Paivis, Corp. is a wholesale telecommunications carrier that sells prepaid "point-of-sale activated" and live cards. Paivis generates its revenues through the sale of prepaid calling cards and wireless services, and international wholesale termination. Products are sold throughout many of the country's major retail outlets, including Duane Reade, 7-Eleven, and Chevron.

For more info: http://gshn.realpennies.com

Greenstone Holdings, Inc. (PINKSHEETS: GSHN)

Febuary 5th, 2008-- Greenstone Holdings, Inc. (PINKSHEETS: GSHN) announced today that the Company has introduced a revolutionary new product, Crystal-Guard(TM), a product developed and manufactured by M-Tec Co. Ltd. in Japan. Crystal-Guard is used to contain asbestos by spraying and encapsulating the asbestos preventing the asbestos from releasing toxic airborne particles into the air, which endanger people's health. Nonetheless, Crystal-Guard does not have an adverse effect on the original thermal insulation properties of the asbestos.

Crystal-Guard also makes the disposal of asbestos safer, simpler, and much more economical. Asbestos is usually decomposed into harmless minerals by exposing it to extremely high heat, around 1500 degree C. or 2700 degree F. Crystal-Guard treated asbestos, on the other hand, is made harmless at much lower temperatures around 900 degree C or 1600 degree F. requiring less energy to detoxify the asbestos, which alternatively lowers costs.

"The U.S. Environmental Protection Agency estimates that asbestos in various forms has been used as insulation in more than 30,000 public schools and 730,000 public or commercial buildings and remains present in most buildings posing serious health hazard. This makes asbestos a huge problem, which will be around for a long time. Crystal-Guard can help speed the clean up process and provide a much safer environment for the public. Additionally, it is cost effective, which facilitates removal projects that might otherwise prohibitive," said Mr. Sal Miwa, CEO of Greenstone.

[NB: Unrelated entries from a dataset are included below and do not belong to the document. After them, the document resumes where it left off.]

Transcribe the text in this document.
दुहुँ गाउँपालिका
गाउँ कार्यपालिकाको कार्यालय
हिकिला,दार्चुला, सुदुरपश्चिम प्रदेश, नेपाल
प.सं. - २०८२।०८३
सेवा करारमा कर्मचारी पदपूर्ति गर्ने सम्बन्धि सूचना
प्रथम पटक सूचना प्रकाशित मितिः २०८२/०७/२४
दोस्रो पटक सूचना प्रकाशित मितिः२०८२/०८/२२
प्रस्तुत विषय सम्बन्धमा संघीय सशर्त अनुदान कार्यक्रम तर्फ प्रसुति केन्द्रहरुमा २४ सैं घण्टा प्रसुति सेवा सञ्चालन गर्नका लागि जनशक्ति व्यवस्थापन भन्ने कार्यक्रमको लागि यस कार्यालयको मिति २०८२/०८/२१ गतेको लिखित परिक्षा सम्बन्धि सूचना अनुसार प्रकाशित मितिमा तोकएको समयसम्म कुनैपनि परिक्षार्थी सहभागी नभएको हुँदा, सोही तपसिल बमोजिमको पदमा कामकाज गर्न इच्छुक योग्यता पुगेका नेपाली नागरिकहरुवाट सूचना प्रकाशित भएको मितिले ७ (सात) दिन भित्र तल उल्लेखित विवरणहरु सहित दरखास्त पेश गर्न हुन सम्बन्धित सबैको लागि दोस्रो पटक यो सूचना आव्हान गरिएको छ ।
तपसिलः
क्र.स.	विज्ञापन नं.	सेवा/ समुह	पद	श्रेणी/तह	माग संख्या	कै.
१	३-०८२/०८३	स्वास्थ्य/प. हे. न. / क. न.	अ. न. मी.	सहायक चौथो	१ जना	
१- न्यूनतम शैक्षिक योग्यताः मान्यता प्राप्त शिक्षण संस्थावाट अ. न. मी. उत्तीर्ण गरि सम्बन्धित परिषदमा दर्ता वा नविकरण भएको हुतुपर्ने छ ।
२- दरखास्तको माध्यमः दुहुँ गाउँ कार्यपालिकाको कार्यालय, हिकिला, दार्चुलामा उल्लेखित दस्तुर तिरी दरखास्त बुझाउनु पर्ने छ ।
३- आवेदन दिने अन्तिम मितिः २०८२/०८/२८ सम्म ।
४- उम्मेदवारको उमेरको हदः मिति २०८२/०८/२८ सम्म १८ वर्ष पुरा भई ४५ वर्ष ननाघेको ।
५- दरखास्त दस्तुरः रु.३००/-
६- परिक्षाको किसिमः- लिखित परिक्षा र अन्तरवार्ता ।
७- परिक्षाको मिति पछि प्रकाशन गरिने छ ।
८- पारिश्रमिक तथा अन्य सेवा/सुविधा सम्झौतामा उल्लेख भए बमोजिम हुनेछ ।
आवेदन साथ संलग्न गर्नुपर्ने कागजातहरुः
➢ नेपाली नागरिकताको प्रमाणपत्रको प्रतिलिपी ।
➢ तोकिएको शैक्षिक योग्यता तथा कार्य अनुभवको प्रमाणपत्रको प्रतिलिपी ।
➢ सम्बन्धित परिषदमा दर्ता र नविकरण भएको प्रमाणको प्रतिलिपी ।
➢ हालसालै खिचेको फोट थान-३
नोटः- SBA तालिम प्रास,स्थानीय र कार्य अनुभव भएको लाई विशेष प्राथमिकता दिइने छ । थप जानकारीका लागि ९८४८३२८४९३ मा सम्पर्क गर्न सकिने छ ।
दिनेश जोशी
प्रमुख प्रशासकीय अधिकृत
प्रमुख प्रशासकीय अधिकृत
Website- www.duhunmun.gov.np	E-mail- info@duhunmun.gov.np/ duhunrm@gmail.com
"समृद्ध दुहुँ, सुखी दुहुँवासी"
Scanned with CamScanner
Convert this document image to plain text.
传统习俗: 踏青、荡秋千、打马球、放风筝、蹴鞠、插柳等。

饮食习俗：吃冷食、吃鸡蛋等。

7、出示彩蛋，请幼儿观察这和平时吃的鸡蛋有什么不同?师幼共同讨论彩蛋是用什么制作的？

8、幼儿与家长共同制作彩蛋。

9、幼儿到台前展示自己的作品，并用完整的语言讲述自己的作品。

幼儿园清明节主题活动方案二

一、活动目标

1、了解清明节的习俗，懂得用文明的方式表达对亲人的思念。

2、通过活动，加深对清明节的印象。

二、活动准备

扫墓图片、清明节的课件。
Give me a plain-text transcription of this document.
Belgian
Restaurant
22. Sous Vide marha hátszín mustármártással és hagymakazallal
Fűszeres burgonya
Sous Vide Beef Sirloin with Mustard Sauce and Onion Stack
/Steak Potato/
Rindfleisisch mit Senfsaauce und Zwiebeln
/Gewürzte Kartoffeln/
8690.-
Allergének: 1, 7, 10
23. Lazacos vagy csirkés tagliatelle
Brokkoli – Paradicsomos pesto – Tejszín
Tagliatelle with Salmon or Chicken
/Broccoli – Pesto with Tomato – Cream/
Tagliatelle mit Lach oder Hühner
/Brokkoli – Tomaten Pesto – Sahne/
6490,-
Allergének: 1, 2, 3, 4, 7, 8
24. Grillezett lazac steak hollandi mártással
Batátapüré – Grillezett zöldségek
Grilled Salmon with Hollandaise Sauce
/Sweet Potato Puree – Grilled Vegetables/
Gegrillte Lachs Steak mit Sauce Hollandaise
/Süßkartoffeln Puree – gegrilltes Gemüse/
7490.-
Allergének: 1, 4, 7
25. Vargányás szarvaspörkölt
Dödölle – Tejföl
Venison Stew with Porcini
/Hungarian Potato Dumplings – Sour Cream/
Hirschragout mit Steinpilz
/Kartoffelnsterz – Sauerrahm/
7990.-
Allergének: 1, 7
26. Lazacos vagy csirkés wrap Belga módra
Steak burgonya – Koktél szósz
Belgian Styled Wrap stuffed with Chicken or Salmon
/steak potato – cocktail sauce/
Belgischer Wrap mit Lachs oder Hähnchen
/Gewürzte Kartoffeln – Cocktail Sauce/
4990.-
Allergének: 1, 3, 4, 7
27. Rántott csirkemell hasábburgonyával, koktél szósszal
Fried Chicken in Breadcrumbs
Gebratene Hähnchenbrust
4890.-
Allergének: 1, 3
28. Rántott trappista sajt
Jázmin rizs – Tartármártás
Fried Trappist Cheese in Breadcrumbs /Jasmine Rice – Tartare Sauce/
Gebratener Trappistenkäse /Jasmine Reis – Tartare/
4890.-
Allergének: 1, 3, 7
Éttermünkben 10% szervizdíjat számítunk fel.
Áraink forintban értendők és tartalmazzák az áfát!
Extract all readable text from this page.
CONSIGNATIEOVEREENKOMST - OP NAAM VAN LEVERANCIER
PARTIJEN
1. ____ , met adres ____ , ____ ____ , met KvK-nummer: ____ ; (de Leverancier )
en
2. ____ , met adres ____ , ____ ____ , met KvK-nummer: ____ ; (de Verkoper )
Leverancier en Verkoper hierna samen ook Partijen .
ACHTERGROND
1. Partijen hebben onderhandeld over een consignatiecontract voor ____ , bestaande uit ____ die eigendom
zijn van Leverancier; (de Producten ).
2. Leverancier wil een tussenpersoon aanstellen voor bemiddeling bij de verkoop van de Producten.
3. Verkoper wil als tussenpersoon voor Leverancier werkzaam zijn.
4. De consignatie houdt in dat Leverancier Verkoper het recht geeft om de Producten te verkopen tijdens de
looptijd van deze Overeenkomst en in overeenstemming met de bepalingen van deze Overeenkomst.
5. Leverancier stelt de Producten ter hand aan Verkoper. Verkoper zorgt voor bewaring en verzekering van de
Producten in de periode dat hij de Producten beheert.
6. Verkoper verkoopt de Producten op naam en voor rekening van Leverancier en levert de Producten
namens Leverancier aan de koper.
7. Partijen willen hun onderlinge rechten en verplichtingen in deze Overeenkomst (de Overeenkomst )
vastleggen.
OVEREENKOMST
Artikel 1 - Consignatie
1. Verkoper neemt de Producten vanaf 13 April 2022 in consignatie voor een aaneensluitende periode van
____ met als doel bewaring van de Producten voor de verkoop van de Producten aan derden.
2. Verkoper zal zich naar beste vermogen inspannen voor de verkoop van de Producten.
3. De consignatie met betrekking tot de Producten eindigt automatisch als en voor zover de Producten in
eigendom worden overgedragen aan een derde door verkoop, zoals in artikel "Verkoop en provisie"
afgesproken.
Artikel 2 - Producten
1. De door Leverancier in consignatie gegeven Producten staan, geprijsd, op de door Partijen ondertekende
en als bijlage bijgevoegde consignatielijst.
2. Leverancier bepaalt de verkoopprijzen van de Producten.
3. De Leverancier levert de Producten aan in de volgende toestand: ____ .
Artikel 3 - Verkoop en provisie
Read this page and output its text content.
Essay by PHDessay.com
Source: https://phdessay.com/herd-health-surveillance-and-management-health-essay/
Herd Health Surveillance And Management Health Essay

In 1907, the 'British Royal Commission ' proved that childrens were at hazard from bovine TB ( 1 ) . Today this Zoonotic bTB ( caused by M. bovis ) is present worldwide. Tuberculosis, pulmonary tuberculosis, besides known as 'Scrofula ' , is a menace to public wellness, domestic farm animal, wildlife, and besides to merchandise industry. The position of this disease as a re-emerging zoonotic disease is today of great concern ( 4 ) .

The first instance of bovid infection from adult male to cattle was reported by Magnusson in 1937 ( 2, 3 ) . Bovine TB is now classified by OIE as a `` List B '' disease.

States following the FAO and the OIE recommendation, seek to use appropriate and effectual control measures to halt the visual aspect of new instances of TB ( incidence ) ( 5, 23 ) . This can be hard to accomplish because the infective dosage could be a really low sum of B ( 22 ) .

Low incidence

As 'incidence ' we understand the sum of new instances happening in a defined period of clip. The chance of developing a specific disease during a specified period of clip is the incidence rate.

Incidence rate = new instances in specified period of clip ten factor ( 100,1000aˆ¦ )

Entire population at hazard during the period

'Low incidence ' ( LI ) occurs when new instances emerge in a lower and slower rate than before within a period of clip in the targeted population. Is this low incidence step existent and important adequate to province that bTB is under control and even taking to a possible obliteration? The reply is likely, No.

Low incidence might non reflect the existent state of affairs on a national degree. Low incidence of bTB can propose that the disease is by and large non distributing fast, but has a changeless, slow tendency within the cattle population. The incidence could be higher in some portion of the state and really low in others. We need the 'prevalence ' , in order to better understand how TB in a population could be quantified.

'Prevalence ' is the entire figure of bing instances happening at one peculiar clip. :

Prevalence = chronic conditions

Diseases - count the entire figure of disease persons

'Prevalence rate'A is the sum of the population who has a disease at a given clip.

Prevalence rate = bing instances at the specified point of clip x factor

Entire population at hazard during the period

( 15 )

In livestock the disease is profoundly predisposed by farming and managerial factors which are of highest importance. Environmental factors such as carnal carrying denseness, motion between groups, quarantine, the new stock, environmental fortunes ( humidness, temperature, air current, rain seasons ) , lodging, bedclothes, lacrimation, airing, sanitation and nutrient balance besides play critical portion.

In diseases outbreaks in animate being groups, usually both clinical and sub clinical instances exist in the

About Greenstone Holdings, Inc.

(www.egreenstone.com) Greenstone(R) is in the business of providing a variety of unique chemical technologies that are primarily used in the building and construction industry. The Company's first brand name product, GreenShield(TM), offers a solution for environmental protection for wood based building materials and others such as lumber, logs, plywood, drywall, railroad ties, fencing, and utility poles. It also offers added fire retardancy to the material it is applied to. The $25 billion water damage market is one example of many which GreenShield can find a niche in. Greenstone also exclusively distributes Green-Dri(TM), revolutionary biological dry kiln for drying wood, Permeate(TM), a very unique chemical sealer for metal, concrete, and other construction material, MagneLine(R), a very strong polymer cement mortar to repair or reinforce metal and concrete structures such as bridges and highways, and Crystal-Guard(TM), an innovative chemical to make Asbestos safer and easier to dispose.